Opened 15 years ago
Closed 15 years ago
#210 closed enhancement (wontfix)
Distance should take DataLookupWeighted1D
Reported by: | Peter | Owned by: | Peter |
---|---|---|---|
Priority: | major | Milestone: | yat 0.4 |
Component: | statistics | Version: | trunk |
Keywords: | Cc: |
Description (last modified by )
relates to ticket:237
could be implemented in base class as a virtual by copying and data into vectors and calling other function. Leave function virtual just liek the other functions implemented in Distance.
Change History (14)
comment:1 Changed 15 years ago by
Description: | modified (diff) |
---|
comment:2 Changed 15 years ago by
I do not think we should add a function taking a DataLookupWeighted1D because: 1) Then one should perhaps add a multitude of functions supporting things in the future. 2) statistics should depend minimally on classifier.
Instead I think we should go for a templatized member function that calculates the distance between two classes T1,T2 both having "double operator()". Since the weighted functions return weight*data through their operators such a templatized member function will then claculate distance between pairs of many different vector-like objects..
comment:3 Changed 15 years ago by
I don't understand how you can templatize that and make it work.
You cant just simply replace data
with weight*data
. That is not even true for the mean/weighted mean. Weighted statistics is slightly more complex than that.
comment:4 Changed 15 years ago by
OK, so operator() is not a sufficent requirement. But I still think we should make a templatized function that can calculate distances for anything that can return both a value and a weight through two well-defined functions/operators. And another templatized function for unweighted things. Rather than a long list of functions taking different vector-like objects.
comment:5 Changed 15 years ago by
Ok, this sounds like a situation for traits!!!
On general template for operator() or should we go for operator[] (to allow also std::vector)
And one specialized template for classes having data() and weight() functions.
comment:6 Changed 15 years ago by
Description: | modified (diff) |
---|
1) PearsonDistance? makes use of AveragerPair? so just making templates in PearsonDistance? does not work. In this case the templates stuff would have to be in AveragerPair? also. Right?
2) I have been thinking about traits a little bit and I do not see an easy way to do this. Even if we can get it to work it seems as if we need individual traits specializations for every vector-like object we are intending to get to work with Distance (maybe more elegant to implement such a creature than adding a member function to Distance but ...). If this really can be solved with traits maybe we should start sketching on a way to do it here, as an exercise to really learn traits. But we should also think about if some alternative template strategy is optimal for this problem.

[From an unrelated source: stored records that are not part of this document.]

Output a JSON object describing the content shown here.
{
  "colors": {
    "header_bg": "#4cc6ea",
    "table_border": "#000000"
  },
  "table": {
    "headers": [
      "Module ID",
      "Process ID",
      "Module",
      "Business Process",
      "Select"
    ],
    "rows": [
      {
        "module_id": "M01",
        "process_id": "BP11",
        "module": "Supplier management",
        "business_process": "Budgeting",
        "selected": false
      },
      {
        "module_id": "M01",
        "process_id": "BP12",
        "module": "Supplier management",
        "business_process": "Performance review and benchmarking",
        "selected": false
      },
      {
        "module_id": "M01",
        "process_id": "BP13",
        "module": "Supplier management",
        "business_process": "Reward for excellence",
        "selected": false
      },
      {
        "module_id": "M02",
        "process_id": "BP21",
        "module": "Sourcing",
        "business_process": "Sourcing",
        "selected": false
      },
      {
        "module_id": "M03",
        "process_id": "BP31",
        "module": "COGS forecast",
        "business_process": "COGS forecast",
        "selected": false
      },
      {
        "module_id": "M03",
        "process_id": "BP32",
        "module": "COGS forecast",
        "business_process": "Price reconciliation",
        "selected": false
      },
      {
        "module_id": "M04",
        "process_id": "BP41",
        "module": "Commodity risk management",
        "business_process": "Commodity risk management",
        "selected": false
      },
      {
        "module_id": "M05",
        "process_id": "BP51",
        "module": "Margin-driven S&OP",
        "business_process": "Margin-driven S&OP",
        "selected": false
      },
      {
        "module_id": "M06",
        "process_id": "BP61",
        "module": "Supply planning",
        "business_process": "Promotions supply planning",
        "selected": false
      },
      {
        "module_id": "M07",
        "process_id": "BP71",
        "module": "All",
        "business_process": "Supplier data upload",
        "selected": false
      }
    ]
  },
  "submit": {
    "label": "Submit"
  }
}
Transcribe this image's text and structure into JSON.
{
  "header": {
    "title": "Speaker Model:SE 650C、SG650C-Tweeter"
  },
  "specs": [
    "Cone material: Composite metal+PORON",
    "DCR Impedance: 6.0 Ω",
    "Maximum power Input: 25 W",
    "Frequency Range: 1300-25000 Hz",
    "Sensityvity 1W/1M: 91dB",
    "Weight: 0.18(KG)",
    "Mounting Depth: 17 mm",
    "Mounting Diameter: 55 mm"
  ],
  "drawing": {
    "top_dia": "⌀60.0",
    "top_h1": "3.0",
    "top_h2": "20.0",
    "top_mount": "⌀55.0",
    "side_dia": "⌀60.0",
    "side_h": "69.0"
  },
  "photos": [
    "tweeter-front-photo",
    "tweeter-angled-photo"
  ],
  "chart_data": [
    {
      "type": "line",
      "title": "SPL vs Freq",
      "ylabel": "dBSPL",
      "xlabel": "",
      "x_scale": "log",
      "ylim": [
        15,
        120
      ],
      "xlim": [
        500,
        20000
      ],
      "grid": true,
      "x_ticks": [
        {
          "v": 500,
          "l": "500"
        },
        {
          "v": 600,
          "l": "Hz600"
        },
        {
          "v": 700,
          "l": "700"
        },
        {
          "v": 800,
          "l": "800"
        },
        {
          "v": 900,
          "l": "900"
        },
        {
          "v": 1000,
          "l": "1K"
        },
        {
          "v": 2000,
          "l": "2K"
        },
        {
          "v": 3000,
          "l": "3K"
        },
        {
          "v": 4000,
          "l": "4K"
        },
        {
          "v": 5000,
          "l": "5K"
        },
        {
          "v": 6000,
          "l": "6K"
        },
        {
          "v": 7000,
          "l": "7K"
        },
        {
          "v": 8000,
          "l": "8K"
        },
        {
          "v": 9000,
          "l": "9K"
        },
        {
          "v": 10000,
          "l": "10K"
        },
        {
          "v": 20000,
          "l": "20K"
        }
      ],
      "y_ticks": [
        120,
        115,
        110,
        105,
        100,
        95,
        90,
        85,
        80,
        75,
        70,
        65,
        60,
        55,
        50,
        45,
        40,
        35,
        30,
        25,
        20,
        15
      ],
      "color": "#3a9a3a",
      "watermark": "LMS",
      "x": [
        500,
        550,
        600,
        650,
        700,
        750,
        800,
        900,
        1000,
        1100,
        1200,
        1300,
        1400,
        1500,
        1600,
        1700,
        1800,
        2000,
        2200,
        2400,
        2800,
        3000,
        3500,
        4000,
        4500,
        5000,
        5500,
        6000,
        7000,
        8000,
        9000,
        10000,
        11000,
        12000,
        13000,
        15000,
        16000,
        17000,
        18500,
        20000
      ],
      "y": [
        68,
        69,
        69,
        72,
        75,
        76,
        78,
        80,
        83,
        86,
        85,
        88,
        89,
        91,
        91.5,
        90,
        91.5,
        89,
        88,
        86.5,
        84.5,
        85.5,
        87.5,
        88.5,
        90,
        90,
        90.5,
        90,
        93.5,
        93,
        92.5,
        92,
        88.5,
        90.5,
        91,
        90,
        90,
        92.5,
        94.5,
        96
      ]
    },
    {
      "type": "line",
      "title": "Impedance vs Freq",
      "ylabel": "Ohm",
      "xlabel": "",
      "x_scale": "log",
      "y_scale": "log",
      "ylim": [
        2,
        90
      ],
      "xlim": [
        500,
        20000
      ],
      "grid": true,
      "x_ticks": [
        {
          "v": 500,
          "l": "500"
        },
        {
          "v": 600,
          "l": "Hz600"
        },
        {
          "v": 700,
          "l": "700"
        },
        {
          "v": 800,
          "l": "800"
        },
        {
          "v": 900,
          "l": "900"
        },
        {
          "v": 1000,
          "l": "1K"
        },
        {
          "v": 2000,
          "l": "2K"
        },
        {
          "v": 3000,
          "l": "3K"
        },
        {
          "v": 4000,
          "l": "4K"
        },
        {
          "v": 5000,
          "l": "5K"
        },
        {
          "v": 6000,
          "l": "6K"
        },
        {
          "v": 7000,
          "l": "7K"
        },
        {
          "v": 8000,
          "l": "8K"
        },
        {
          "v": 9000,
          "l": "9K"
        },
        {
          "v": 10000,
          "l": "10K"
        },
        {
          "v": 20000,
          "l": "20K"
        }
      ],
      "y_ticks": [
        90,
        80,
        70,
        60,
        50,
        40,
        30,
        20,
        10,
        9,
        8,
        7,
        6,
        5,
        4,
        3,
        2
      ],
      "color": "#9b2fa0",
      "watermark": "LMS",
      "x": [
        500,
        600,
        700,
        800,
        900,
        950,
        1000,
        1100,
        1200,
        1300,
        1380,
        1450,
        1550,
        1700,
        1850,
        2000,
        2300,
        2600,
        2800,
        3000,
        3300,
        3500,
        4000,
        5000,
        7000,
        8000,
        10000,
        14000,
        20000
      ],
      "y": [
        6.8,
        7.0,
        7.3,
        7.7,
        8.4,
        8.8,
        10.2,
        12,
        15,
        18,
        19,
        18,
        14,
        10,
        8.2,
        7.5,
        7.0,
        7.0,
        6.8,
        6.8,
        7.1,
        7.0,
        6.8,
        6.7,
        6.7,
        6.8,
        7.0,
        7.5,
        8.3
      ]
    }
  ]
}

So what should template <class vector_T> struct vector_traits {}; look like default and how do we specialize it for DataLookupWeighted? ?
comment:7 follow-up: 8 Changed 15 years ago by
Component: | classifier → statistics |
---|
1) Well, Euclidean
makes use of AveragerPair
too. Both classes are filling up AveragerPair
and calculating the distance based on them. I thought about utilizing this overlap, but cant see a good way of doing that without losing generality in the base class.
2) There is a good item in one of H. Sutter's books (I think it is item 30 in more exceptional C++) describing a similar situation. I'll bring the book to work tomorrow and I can be more specific.
It is a bit unclear to me though, what is the idea here? What are we aiming at templatizing? What will be template, and what will be virtual? It will be good if you could clarified...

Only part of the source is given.